Diabetic retinopathy is the leading cause of blindness in the working population in the UK. In diabetic retinopathy, there is damage to the blood vessels in the retina (the tissue lining the back of the eye that detects light and allows us to see), which usually happens due to poorly controlled blood sugar level. Diabetic retinopathy can affect persons with Type I or Type II diabetes. Usually some changes in the retina is visible after one has been diabetic for over 5 years.
Most people with mild diabetic retinopathy have good vision, but there are two types of sight-threatening diabetic retinopathy: diabetic macular oedema (DMO) and proliferative diabetic retinopathy (PDR).
Diabetic Macular Oedema (DMO):
In DMO, there is leakage of fluid from the retinal blood vessels (capillary network) The fluid accumulates in the macula (the central part of the retina) which is responsible for reading vision. Patients with untreated diabetic macular oedema eventually develops poor central vision and are unable to read or drive, but the peripheral vision usually remains normal, unless they have had extensive laser treatment.
Proliferative Diabetic Retinopathy (PDR):
In this condition, there is formation of new fragile abnormal blood vessels on the surface of the retina. They tend to bleed into the vitreous, which can cause severe vision loss or even blindness. This happens as these blood vessels grow, bleed and scar, when they can detach the retina (tractional retinal detachment). Regular eye checks are essential for all diabetics and this happens in the UK as a part of well-established diabetic retinopathy screening programme, so that signs of diabetic retinopathy can be detected and treated if needed as early as possible.

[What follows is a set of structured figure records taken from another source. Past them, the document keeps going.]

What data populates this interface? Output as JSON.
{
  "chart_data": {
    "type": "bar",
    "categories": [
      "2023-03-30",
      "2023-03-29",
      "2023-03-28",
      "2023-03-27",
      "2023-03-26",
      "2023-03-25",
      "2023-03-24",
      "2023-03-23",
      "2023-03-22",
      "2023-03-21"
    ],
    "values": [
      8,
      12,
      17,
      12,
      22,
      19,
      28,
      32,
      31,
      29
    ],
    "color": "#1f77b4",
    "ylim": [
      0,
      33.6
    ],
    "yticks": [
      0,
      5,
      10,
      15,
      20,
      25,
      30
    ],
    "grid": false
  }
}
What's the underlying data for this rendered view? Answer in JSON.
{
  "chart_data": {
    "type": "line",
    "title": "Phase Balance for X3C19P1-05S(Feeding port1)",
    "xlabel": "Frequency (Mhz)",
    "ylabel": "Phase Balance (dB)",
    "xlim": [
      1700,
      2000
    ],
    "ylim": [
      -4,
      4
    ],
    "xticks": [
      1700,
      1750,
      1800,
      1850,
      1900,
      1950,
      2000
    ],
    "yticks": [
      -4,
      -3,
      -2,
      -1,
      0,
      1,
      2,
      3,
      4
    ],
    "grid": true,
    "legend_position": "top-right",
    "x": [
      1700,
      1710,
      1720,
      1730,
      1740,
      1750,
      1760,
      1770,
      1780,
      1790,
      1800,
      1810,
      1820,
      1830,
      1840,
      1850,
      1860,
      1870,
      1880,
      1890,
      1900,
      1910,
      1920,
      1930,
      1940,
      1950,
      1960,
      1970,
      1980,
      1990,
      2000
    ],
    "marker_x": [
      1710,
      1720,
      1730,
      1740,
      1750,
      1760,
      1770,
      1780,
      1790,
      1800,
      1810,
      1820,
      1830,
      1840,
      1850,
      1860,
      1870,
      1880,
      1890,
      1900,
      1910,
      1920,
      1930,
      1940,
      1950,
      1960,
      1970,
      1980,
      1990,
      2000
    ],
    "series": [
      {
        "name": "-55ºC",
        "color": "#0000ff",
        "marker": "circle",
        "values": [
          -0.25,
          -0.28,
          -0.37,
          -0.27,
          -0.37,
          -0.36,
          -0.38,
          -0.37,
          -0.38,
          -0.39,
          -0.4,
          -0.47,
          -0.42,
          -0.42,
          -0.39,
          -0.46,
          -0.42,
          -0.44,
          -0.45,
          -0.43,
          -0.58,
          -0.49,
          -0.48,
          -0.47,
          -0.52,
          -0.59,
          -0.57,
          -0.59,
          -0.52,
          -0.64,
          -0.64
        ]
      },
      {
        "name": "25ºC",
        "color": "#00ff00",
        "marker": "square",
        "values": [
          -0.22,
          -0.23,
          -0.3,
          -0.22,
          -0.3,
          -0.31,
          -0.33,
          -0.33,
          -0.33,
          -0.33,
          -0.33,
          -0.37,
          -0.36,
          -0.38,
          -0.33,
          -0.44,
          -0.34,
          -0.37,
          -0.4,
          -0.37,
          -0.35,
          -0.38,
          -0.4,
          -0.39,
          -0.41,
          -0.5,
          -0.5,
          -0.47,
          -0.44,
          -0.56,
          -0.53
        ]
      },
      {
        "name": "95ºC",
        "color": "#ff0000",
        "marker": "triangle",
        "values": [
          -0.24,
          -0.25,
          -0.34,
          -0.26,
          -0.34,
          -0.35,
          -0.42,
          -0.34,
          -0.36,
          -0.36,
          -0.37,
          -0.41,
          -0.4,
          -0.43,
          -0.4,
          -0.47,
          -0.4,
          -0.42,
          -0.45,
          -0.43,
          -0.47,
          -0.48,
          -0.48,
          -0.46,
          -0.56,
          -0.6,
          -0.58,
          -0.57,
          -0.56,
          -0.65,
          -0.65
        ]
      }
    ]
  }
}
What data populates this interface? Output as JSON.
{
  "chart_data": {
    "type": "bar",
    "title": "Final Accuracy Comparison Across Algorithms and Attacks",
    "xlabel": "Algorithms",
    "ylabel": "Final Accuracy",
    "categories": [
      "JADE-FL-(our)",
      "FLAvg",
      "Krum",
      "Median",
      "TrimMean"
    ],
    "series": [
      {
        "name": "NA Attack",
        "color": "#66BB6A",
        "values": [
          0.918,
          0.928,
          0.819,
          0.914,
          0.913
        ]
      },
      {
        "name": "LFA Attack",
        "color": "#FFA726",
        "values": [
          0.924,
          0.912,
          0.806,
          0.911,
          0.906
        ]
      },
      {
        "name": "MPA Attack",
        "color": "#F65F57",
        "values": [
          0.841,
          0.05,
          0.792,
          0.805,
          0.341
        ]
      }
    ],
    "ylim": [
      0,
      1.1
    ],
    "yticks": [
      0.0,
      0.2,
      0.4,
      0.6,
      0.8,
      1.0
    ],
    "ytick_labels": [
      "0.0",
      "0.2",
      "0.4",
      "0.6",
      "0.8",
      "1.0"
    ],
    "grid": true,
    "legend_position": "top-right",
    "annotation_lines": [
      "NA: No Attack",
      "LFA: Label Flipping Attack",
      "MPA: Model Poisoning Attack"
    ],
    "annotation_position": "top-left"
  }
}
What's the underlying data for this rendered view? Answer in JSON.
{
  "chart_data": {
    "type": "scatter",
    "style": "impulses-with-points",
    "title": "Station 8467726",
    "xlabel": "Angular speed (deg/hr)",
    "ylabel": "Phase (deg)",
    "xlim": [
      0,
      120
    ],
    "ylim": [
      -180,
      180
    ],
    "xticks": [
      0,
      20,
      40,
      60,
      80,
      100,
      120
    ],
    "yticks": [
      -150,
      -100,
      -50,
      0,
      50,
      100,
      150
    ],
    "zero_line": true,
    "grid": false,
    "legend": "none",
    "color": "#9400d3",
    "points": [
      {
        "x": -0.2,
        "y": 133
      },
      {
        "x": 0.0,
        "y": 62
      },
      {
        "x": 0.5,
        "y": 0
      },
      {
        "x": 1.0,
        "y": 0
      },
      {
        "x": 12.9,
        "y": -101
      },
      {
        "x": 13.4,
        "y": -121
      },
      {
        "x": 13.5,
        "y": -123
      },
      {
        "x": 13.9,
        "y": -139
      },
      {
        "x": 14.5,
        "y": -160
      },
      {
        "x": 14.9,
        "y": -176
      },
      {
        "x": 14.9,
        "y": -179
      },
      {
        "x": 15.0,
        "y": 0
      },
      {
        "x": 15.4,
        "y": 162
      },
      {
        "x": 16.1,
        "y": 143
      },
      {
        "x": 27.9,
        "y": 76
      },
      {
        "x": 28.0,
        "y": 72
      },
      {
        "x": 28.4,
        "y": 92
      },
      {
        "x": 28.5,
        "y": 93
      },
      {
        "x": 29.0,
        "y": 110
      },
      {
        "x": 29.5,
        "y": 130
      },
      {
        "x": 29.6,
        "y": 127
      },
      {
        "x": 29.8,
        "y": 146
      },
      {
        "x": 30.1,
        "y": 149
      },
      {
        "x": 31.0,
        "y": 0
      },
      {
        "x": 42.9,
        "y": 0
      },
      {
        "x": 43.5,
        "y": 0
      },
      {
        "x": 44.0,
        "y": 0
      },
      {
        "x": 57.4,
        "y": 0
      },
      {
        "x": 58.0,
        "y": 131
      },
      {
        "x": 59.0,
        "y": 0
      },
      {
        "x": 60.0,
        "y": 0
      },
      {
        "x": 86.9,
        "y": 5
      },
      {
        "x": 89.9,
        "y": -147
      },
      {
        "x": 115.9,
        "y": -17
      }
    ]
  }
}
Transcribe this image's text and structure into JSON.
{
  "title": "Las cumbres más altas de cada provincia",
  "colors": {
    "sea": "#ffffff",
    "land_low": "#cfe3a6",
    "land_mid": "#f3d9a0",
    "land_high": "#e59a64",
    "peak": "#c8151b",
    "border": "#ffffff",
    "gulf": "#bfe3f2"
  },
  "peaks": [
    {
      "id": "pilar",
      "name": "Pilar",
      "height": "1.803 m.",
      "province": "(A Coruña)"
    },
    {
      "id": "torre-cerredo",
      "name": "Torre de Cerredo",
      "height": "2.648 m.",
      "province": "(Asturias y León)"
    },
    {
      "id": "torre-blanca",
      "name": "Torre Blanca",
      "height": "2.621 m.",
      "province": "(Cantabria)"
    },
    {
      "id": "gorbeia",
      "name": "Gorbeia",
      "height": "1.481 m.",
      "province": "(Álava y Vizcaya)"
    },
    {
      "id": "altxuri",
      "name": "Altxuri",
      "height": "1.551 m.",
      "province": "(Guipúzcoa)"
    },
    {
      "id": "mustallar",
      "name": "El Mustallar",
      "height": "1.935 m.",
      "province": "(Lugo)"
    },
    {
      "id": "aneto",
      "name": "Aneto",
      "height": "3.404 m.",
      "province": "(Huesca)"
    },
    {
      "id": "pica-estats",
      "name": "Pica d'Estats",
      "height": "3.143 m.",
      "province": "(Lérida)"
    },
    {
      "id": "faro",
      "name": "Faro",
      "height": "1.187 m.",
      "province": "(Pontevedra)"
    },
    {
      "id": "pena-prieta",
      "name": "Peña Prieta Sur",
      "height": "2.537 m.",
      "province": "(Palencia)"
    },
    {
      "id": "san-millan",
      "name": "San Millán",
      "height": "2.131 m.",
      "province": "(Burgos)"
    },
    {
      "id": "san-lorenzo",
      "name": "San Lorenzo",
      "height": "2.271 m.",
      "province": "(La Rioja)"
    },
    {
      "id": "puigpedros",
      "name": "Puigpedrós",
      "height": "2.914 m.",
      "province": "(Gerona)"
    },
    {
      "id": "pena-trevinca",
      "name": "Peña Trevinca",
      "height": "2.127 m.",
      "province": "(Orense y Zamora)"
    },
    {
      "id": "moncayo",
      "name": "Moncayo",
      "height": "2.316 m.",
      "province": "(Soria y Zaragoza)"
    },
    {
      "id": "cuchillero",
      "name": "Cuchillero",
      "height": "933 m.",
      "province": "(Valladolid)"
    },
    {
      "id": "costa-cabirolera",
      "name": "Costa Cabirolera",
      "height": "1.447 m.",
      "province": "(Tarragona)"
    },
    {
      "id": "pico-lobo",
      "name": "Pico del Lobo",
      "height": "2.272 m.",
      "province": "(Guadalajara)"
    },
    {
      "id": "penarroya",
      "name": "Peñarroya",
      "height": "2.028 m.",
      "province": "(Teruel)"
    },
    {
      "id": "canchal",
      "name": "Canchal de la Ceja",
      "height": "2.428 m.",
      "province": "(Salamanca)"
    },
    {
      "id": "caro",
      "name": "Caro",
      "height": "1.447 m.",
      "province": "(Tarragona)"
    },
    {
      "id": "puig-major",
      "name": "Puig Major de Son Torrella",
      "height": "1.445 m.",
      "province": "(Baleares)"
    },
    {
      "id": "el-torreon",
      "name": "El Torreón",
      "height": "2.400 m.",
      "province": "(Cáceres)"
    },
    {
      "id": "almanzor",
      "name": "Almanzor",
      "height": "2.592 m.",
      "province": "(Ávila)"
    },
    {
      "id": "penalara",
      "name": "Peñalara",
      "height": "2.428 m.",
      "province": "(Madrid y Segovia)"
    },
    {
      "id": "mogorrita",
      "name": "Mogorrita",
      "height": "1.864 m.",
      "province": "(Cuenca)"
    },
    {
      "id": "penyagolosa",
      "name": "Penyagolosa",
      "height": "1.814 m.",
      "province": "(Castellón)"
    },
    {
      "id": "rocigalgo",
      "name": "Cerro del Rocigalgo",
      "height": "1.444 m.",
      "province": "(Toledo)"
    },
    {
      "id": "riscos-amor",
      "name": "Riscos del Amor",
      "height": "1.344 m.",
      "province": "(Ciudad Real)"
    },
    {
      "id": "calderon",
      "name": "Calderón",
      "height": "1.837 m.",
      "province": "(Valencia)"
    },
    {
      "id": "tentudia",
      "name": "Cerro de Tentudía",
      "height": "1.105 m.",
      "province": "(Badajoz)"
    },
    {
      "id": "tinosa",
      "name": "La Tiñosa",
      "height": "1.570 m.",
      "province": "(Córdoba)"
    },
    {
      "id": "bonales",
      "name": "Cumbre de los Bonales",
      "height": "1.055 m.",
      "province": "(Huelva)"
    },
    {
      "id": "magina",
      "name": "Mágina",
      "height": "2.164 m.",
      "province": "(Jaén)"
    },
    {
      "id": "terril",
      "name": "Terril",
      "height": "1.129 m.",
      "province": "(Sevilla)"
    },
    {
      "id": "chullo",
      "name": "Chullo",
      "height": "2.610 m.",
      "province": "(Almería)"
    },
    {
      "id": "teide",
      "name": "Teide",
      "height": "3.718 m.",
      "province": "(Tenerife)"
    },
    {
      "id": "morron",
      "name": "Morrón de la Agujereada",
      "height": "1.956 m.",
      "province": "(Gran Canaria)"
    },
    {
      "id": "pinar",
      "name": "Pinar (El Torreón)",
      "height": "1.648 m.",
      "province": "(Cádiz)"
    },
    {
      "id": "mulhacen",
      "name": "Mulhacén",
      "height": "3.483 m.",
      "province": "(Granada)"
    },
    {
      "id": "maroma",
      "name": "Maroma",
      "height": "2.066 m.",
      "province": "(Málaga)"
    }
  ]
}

Treatment of Diabetic Retinopathy
Systemic Control
Having good control of blood sugar levels and blood pressure helps prevent progression of diabetic retinopathy. However, treatment will be needed, if complications such as diabetic macular oedema or proliferative retinopathy develop.
Anti-VEGF Treatment
These injections (Eyela, Lucentis, and Avastin) have become the mainstay in controlling diabetic macular edema and used as first line of treatment for center involving macular odema. These injections work by decreasing the leakage from the retinal blood vessels and improving the grade of diabetic retinopathy. Recent clinical trials have demonstrated their safety and effectiveness as a treatment for diabetic macular edema. Treatment involves regular injections in the first year, which decreases in subsequent years. On an average over the 2-year period of beginning the treatment one requires 10-15 injections. Once the macular oedema resolves, less frequent injections are necessary and often laser treatment is used to augment and prolong the effect of anti-VEGF injections for treatment diabetic macular edema.
Laser Therapy
Lasers have been the mainstay for treatment of proliferative diabetic retinopathy and diabetic maculopathy for more than 35 years. The way lasers work is not completely understood, but in some way stimulates the pigment layer underneath the retina and helps decrease the macular oedema. The laser treatment is used in conjunction with intraocular injections, unless the odema is non central in which case laser is used as first option.
Intraocular Steroids for Diabetic Macular Edema
Intraocular steroid injections (Ozurdex, Triamcinolone Acetonide) are used in conjunction with anti-VEGF injections or laser therapy in patients who do not respond well to them in the first instance. The side effects include elevated eye pressure and cataracts, which can generally be managed with simple treatments, and rarely requires aggressive therapy.
Laser Treatment for Proliferative Diabetic Retinopathy
The abnormal fragile new blood vessels of proliferative diabetic retinopathy are treated with panretinal (scatter) laser photocoagulation or PRP. During this procedure, the peripheral retina, which is not receiving adequate blood flow, is treated, in order to stop the development of these abnormal blood vessels.
This treatment requires many laser applications, which is usually divided into two or more separate sessions. Treatment stops the formation of new abnormal blood vessels and in most cases causes existing ones to shrink. PRP does not improve vision, but it can prevent the blinding complications of diabetic retinopathy in the majority of cases. Side effects include some loss of peripheral and a decrease in night vision. Some patients experience blurry vision, which can be temporary or continue indefinitely. Regardless of these side effects, PRP has been shown to decrease the risk of vision loss by more than 50%.